What after that next life when we die the whole inner roulette starts again. The outer impressions disappear then once again we get into new states. Buddha tells us is that there is no beginning to all this. He says that mind is like space and space has no beginning. Mind has been timelessly been playing with itself, expressing its qualities, experiencing, producing situations inside and outside. And there are many more births in states of pain and suffering than in states of joy and bliss. Even when we are born here as human beings as we are now in a nice country, healthy and so on still when we were born we didn't smile when we came out of our mothers, we screamed because it hurt. Some day we will get old, sick and die.

While we are here in our best years like we are today, we are always trying to get things we like and avoid things we don't like. We try to hold onto what we have and arrange ourselves with things we can't avoid. In all conditioned states no matter where we are there is either the suffering of everything collapsing and landing on our heads or there the suffering of things being impermanent and changing and being unable to hold them, or there is the suffering of being ignorant, of simply not knowing, of hardly remembering yesterday and having no idea about tomorrow.

That is why Buddha is always advising us to shift our values from the bank that gives less and less interest because out life is getting shorter and we cannot take things along, to the bank that gives more and more. To shift our values from things that change and disappear, that are born and die, that come and go and shift them into something which is timeless and cannot disappear, something which is more joyful, more happy, more powerful, more compassionate. And that basically means shifting our values from the thoughts and feelings and projections of the mind into the open feeling of the space of the mind itself. It means to try to rest in our awareness and doing that, see the one who sees and not just do the things that are seen, trying to be aware of the one who is aware.

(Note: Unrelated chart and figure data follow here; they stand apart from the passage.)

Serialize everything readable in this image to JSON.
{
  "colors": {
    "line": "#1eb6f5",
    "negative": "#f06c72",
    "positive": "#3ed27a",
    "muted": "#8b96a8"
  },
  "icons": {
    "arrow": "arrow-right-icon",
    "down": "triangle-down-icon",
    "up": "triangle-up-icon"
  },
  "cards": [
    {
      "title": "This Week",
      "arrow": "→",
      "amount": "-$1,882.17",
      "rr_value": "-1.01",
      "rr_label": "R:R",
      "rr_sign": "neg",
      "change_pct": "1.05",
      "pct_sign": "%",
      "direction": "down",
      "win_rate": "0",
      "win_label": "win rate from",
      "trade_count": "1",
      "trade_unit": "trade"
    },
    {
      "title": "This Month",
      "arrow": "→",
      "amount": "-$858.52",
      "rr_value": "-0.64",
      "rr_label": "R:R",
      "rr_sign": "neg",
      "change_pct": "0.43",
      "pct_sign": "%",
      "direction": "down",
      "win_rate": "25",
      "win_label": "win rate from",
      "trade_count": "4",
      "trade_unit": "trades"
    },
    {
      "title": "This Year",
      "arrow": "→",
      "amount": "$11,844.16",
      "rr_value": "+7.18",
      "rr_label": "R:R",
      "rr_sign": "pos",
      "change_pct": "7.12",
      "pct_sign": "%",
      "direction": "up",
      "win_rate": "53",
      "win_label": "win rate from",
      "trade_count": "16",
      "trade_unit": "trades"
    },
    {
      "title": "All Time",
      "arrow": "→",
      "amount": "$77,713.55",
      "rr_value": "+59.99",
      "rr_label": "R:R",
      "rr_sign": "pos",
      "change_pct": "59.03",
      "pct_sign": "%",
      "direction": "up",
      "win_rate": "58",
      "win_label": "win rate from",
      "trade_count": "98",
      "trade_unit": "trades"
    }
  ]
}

We will see three things that will make us very joyful. First we will see that that which is aware is not a thing. That is, it has no colour weight smell or size, it really like space. And recognising that it is like space we do become fearless, I mean really fearless. Nothing can disturb us. Nothing can hurt us again. Being fearless we can see that everything is interesting because it happens, because it shows the qualities and the abilities and the richness of the mind. Finally we can see that other beings are like us. They want happiness, want to avoid suffering, and that their mind is like clear space. And then we become loving and kind. So actually all these different qualities, all these different mental tendencies are really important. We actually saw quite a few of them demonstrated by a red-headed policeman on our way into Canberra. He stopped us for doing 90 kilometres per hour in a 60 zone, and he was actually completely happy that while he had to book us to keep up his quota we were going to leave the country and nobody would suffer. This feeling of sharing and being with us was a really wonderful human reaction. These tendencies exist everywhere in everybody and everybody can bring them out. There is something seeing and there is something being seen. There is a mirror there.